Although VDLA isn't generally one of my favorite singers (I enjoy her Mimi and Cio Cio San, and in song rep she can be delightful, especially Spanish song), I find your descriptive terms baffling. I don't hear any of that. Amazing how differently people hear things .


----------



## Tsaraslondon (Nov 7, 2013)

It seems I'm going against the prevailing tide in this. I'm not generally a fan of Del Monaco, but he is on quite good behaviour here and his voice and manner seems better suited to me to the character of Otello. Merli sounds a little lacrymose, almost as if he's going to burst into tears at any moment, which isn't right for the character at this point. So, in this duet, I find I prefer Del Monaco.

The two ladies are more difficult to seprate as both are among my favourite sopranos, but I do like Vicky's Desdemona and wish that she had got to record the role complete. (If only she'd been on the Serafin recording instead of Rysanek!) As it is, I think she is absolutely lovely here and the embodiment of the pure, trusting Desdemona.

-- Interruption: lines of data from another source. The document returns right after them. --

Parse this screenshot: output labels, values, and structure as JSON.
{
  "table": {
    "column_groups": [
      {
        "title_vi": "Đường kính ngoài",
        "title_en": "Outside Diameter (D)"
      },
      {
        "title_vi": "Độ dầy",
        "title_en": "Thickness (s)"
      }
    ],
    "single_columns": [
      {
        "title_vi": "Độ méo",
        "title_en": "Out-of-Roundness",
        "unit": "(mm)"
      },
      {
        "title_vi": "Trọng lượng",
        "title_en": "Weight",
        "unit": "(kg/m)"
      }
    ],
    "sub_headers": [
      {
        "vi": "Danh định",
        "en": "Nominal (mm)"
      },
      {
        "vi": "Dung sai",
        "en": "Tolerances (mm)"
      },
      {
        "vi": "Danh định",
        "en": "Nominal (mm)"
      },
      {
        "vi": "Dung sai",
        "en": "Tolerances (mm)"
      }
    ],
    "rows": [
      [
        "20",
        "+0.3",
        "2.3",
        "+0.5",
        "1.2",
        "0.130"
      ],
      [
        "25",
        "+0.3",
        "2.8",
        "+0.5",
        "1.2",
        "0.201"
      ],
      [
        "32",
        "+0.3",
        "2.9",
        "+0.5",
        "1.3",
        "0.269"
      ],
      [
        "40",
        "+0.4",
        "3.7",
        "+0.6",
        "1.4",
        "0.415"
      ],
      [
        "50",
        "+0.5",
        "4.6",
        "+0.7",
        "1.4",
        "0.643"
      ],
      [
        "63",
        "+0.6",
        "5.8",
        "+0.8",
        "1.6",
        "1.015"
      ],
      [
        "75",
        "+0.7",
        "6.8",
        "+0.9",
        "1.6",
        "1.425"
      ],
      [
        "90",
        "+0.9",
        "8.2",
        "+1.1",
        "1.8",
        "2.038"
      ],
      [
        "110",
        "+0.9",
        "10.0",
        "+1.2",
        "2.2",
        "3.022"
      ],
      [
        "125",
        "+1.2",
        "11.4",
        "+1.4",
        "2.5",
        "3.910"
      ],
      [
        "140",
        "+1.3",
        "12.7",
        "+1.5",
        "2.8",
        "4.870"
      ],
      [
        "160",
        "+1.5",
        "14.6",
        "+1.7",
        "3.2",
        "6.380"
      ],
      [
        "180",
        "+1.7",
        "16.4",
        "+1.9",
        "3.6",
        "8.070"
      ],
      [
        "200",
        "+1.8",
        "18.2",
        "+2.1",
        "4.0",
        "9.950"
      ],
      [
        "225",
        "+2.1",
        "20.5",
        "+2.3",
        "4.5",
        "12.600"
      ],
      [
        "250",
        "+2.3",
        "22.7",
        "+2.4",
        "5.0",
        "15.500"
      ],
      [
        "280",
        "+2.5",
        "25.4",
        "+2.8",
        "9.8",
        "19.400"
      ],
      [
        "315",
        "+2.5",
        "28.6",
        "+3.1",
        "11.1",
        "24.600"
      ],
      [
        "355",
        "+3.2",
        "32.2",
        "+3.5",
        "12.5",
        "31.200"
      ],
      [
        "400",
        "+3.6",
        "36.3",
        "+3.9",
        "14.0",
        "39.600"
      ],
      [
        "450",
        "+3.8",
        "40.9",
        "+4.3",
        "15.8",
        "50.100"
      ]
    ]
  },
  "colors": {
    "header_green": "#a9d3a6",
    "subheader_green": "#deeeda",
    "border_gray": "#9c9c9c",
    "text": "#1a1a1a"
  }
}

Of course Muzio is wonderful too and I like her just about as much as De Los Angeles, but, as my preference from the two tenors is for Del Monaco, I'm going to give the prize to them.


----------



## The Conte (May 31, 2015)

Two classic versions (and I've never listened to them back to back).

I really like De los Angeles and she gets across Desdemona's innocence quite well here. However, it's when she sings out the main melody at "Quando narravi" that we hear the bloom and the gorgeous sheen of her voice. Wonderful! Del Monaco oversings at times, but I do think this live performance captures a better Otello performance from him than his studio versions of the opera. Very enjoyable and dramatically convincing this version.

I expect Merli to trump Del Monaco, but I'm interested to hear what I think of Muzio when up against Vicky. There's a directness to Merli's delivery that speaks to the heart and his diction is exemplary. He tends to nasality when singing high at times, but this is great singing. He is just as dramatic as Del Monaco, but technically better as well. I also like Muzio, but she isn't quite in the class of De los Angeles as she doesn't inhibit the character as well and she just isn't as intense.

I'm going with Del Monaco/De los Angeles as the whole thing as more life to it.

N.


----------